Premiere Kinderoper bekommt Standing Ovations

Annerose Fischer-Bucher 28.12.2017
Standing Ovations gab es für die Kinderoper „Hänsel und Gretel“ bei den Staufer-Festspielen in der Inszenierung von Alexander Warmbrunn.

Da brauchen sich die Staufer-Festspiele vor den großen Opernhäusern wahrlich nicht zu verstecken, die in der Weihnachtszeit bevorzugt Engelbert Humperdincks Märchenoper „Hänsel und Gretel“ spielen. Haben sie doch bei der Premiere am zweiten Weihnachtstag in der lang ausverkauften Göppinger Stadthalle in der Inszenierung von Alexander Warmbrunn und unter der musikalischen Leitung von Sabine Layer eine exzellente Vorstellung gegeben und auch den vielen Kindern, die im Publikum saßen, Lust auf Oper gemacht. Und so waren die minutenlangen Standing Ovations am Ende nur folgerichtig, um eine großartige Teamarbeit von Profis und Ehrenamtlichen zu würdigen.

Schon die erste Szene ließ mit den beiden Hauptfiguren Hänsel (Vanessa Maria Looss) und Gretel (Jessica Eckhoff) aufmerken. Sowohl schauspielerisch als auch sängerisch überragend präsentierten sich die beiden als ausgelassene, neckische Kinder, die durch ihren geschwisterlichen Zusammenhalt eine gefährliche Situation meisterten. Nicht nur beim „Brüderchen komm, tanz mit mir“ und bei den anderen bekannten Kinderliedern und den Dialogen passten die beiden Stimmen perfekt zusammen. Ann-Katrin Naidu spielte als Mutter die ganzen Vorzüge ihrer differenzierten, runden Stimme aus. Sie zeigte die Figur einer Frau, die die Geschwister in den Wald verbannt, weil sie überfordert ist durch Armut und kein Verständnis für sie hat. An ihrer Seite ein gewaltiger, dem Alkohol zugetaner Vater mit einem Kai Preußker, dessen Stimme glänzend eine Person mit mehreren inneren Anteilen darstellte.

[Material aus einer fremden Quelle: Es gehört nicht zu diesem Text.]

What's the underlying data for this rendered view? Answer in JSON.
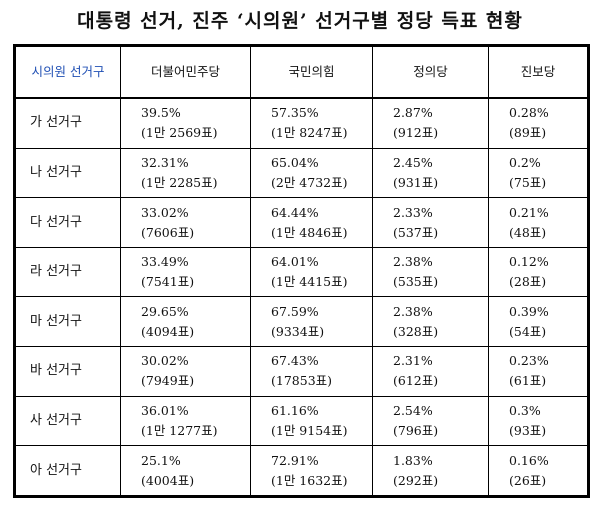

Das gesamte Bühnenbild (Karel Spanhak) war durch ein Team von Ehrenamtlichen gefertigt worden: das Anfangsbild mit einer traditionellen, ärmlichen Behausung und doch modernem Kühlschrank, ein märchenhafter Zauberwald mit einem riesigen Pilz als Schlafstätte für die Kinder und ein Hexenhaus in Hochzeitskuchenform mit einer üppigen Kuchentafel samt späterem durch rote Lichteffekte beheizten Ofen. Fritz Spengler war ein Glücksfall für die Rolle der Hexe mit einem großen Stimmumfang und einer großen Ausdruckskraft sowohl in der Höhe mit hämischem Lachen als auch in der Tiefe mit Drohen. Modern und bisweilen in surrealer Manier rührte er die knallgrüne Hexensuppe an, um doch am Ende von Hänsel und Gretel selbst in den Ofen geschoben zu werden. Und Victoria Kunze glänzte auf dem großen Pilz als Sand- und Taumännchen mit silbrig-soubrettenhaft leichter Stimme.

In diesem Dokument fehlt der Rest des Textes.